– Надо заняться золотом партии, – расфантазировался я. – Или, на худой конец, прихватить что-нибудь из ее имущества. С паршивой овцы хоть шерсти клок.
– И вылететь в окно с десятого этажа, – отрезвил меня Костя, листая журнал. – Посмотри, вот она, та журналистка, – он ударил ладонью по одной из страниц журнала. – Ну и баба! Где же это она? В Карабахе. Ничего себе! Ну и что ты о ней скажешь?
Я взял в руки журнал и попытался составить о Костиной симпатии хоть какое-то впечатление. Женщина действительно была роскошная, как будто пришедшая из другого мира.
– Да-а! Судя по всему, редкостная стерва.
– Почему стерва?
– Красивая женщина редко бывает добродетельной, этого ей не позволяют мужчины.
– А почему редкостная?
– Стервы разные: некоторых видно сразу, другие долго прячутся. А это – редчайший тип: с первого взгляда видишь, что стерва, но никак не можешь в это поверить.
– Она не такая.
– Ну тебя и проняло! Не трать на нее время. Что вы будете делать? Пойдете в пельменную, а потом в кино? О чем будете говорить? О чем вообще можно говорить с женщиной, которая не знает, что такое уши от мертвого осла? Но самое ужасное, она не знает, что такое рыба первой свежести.
– Такой рыбы больше нет.
– Но она осталось в культуре. Как ты сможешь спать с женщиной, которая не читала Ильфа и Петрова. И которая не знает, что можно подтираться газетой.

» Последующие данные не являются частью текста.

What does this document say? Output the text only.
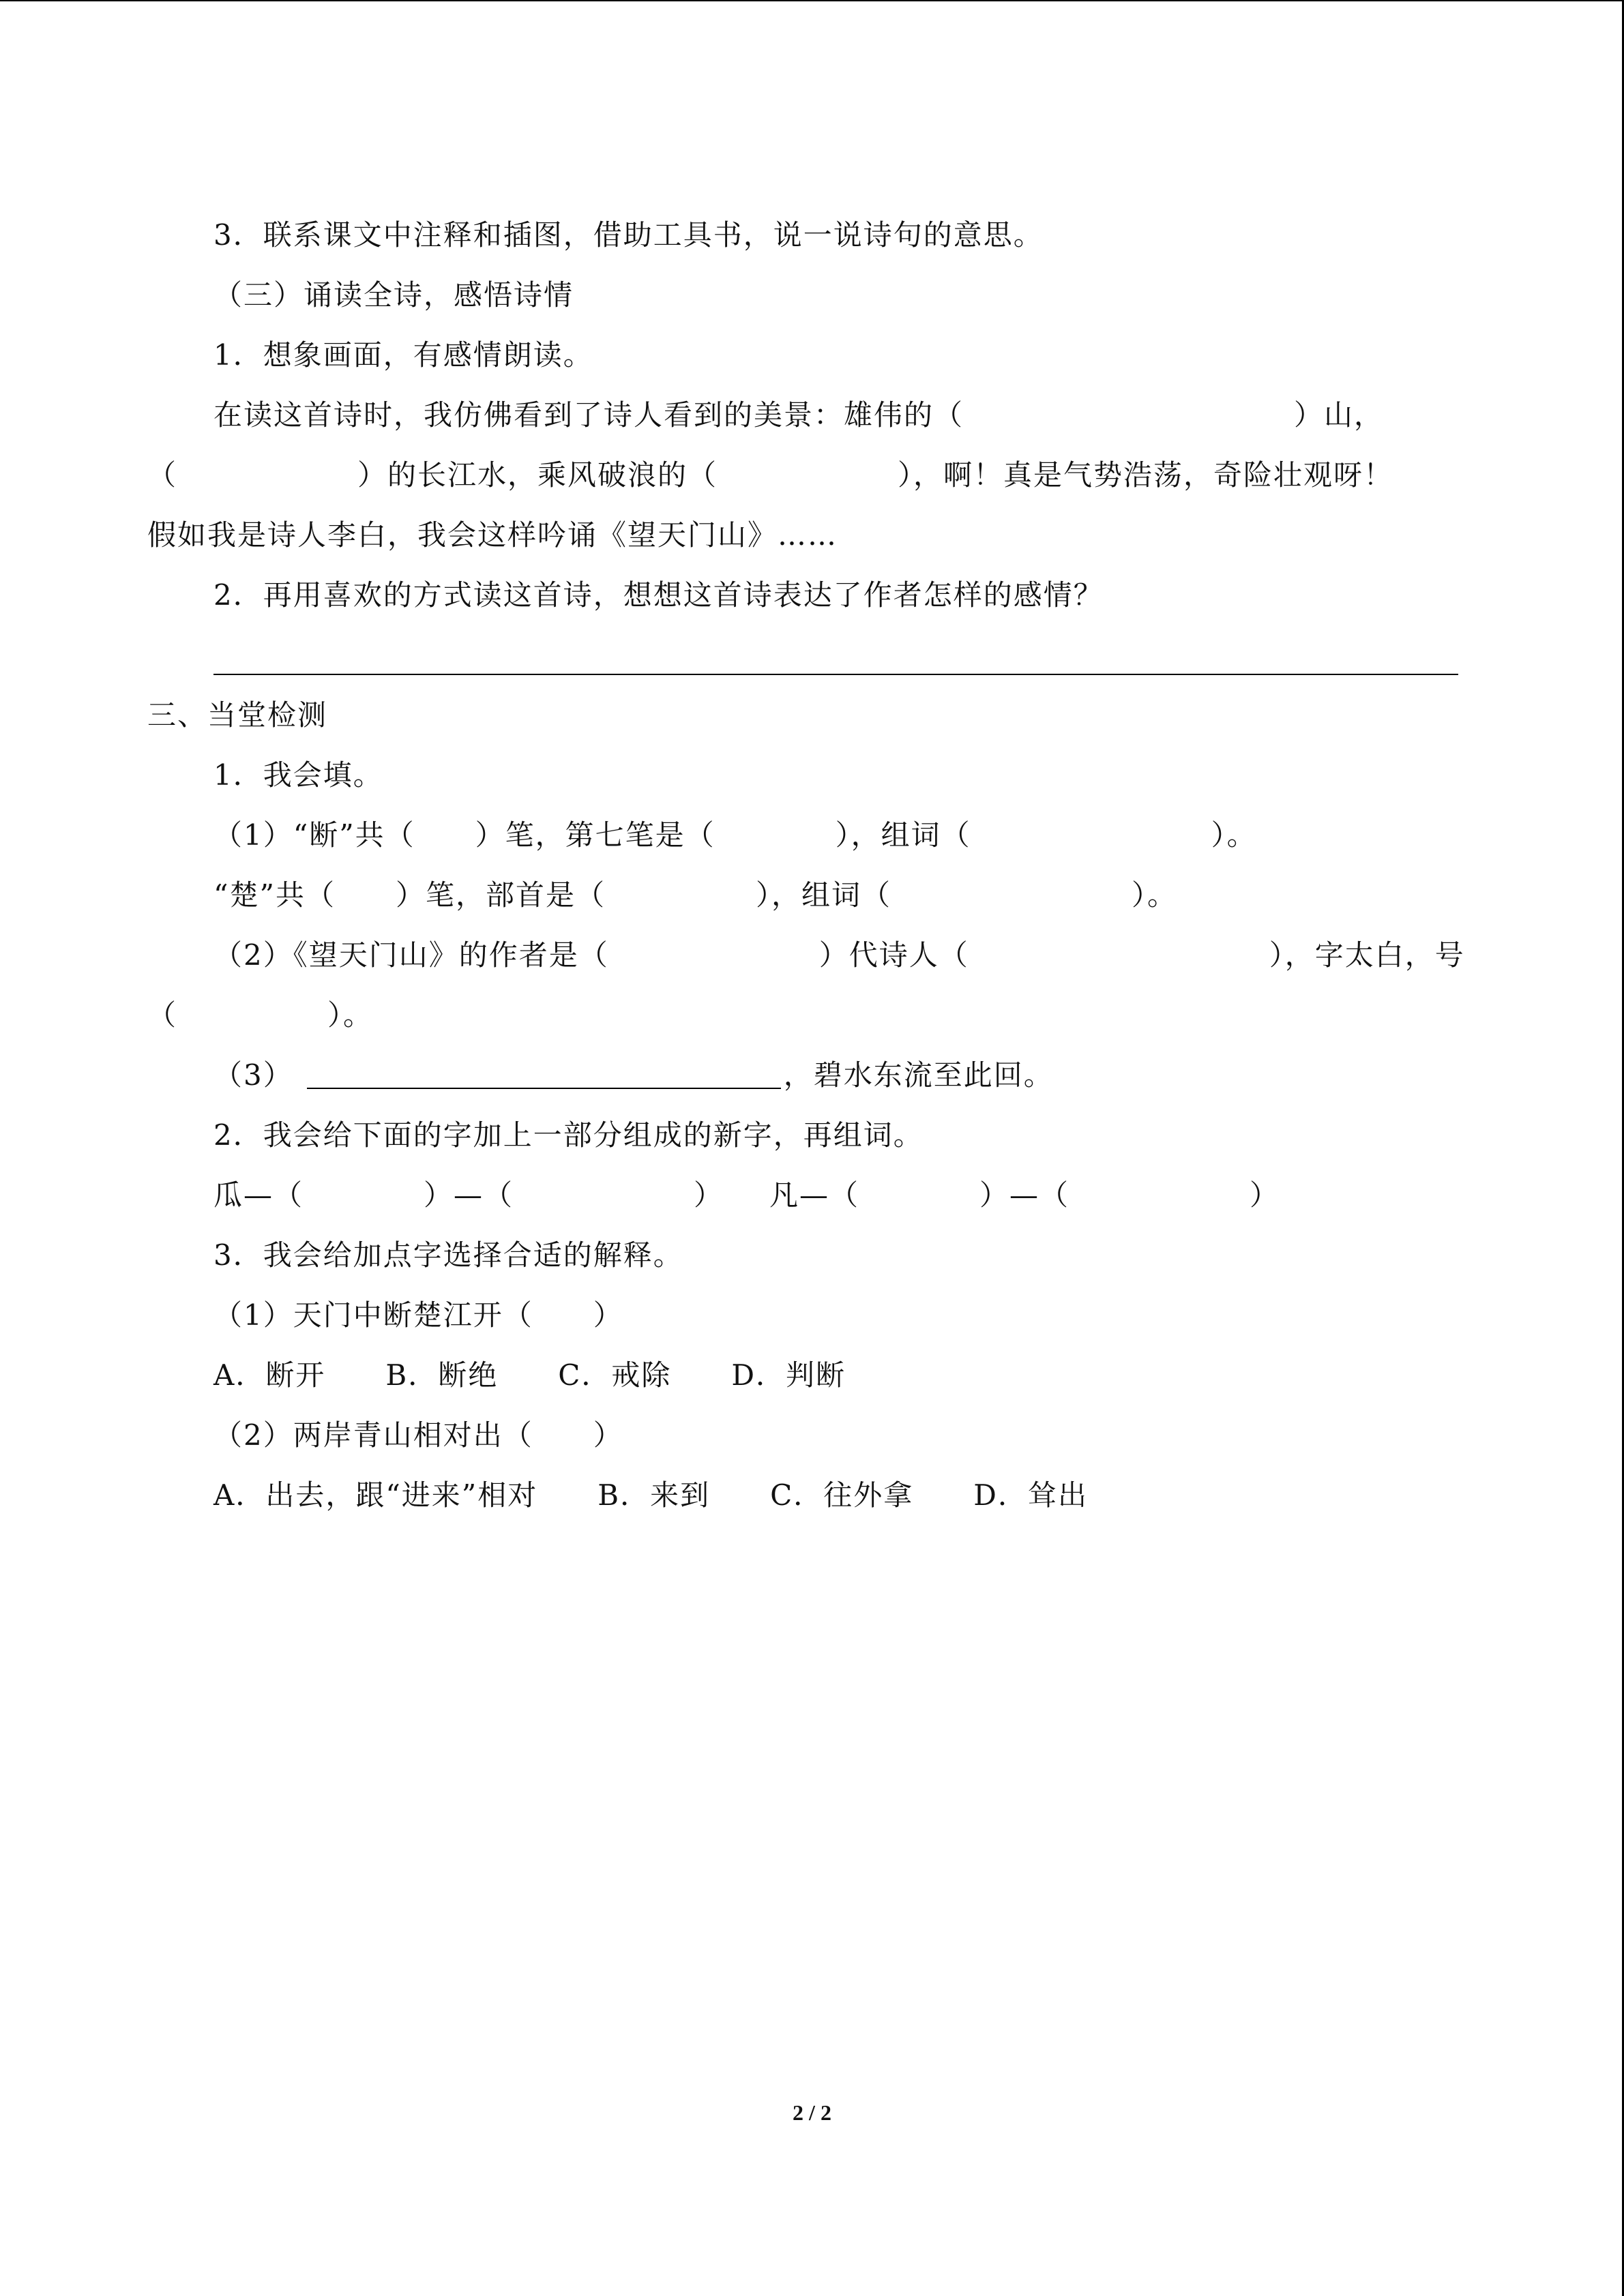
3．联系课文中注释和插图，借助工具书，说一说诗句的意思。
（三）诵读全诗，感悟诗情
1．想象画面，有感情朗读。
在读这首诗时，我仿佛看到了诗人看到的美景：雄伟的（　　　　　　　　　　　）山，
（　　　　　　）的长江水，乘风破浪的（　　　　　　），啊！真是气势浩荡，奇险壮观呀！
假如我是诗人李白，我会这样吟诵《望天门山》……
2．再用喜欢的方式读这首诗，想想这首诗表达了作者怎样的感情？
三、当堂检测
1．我会填。
（1）“断”共（　　）笔，第七笔是（　　　　），组词（　　　　　　　　）。
“楚”共（　　）笔，部首是（　　　　　），组词（　　　　　　　　）。
（2）《望天门山》的作者是（　　　　　　　）代诗人（　　　　　　　　　　），字太白，号
（　　　　　）。
（3）	，碧水东流至此回。
2．我会给下面的字加上一部分组成的新字，再组词。
瓜—（　　　　）—（　　　　　　）　　凡—（　　　　）—（　　　　　　）
3．我会给加点字选择合适的解释。
（1）天门中断楚江开（　　）
A．断开　　B．断绝　　C．戒除　　D．判断
（2）两岸青山相对出（　　）
A．出去，跟“进来”相对　　B．来到　　C．往外拿　　D．耸出
2 / 2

Вечером состоялась пресс-конференция. Моим соперником от Народного фронта оказался Марис, мой однокашник.
Он дружески похлопал меня по плечу.
– Не выкинешь какую-нибудь глупость?
– Глупость – это ваша прерогатива.
Я бродил туда-сюда. Перед публичным выступлением меня всегда штормило.
Ко мне подвели какого-то гостя из Москвы, и я пожал его протянутую руку. Усевшись, мы молча уставились друг на друга, пока он первый не прервал молчание.
– Я не думал, что вы так молоды и… похожи на настоящего латыша.
– Я и есть настоящий латыш.
– Скажите, что вами движет?
Он выглядел старше меня лет на десять, а если присмотреться, то и больше. Типичный партийный функционер.
– Как дела в Москве? – спросил я, игнорируя его вопрос.
– Так себе. Люди ходят на митинги, слушают всяких прохиндеев. Но еще не вечер. Мы очень ждем вашего выступления. Задайте им жару.
– Что это изменит, – выдавил я, стараясь морщиться не слишком заметно. – Над всей Прибалтикой безоблачное небо. Неужели не видно?
– No pasaran! – он гордо вскинул голову.
– Если бы… – я не разделил его энтузиазма.
На другом конце зала я разглядел журналистку, которая очаровала Костю. Она была в обществе какого-то мужчины. Даже с такого расстояния можно было разглядеть кислую мину на ее лице, и это странным образом меня воодушевило.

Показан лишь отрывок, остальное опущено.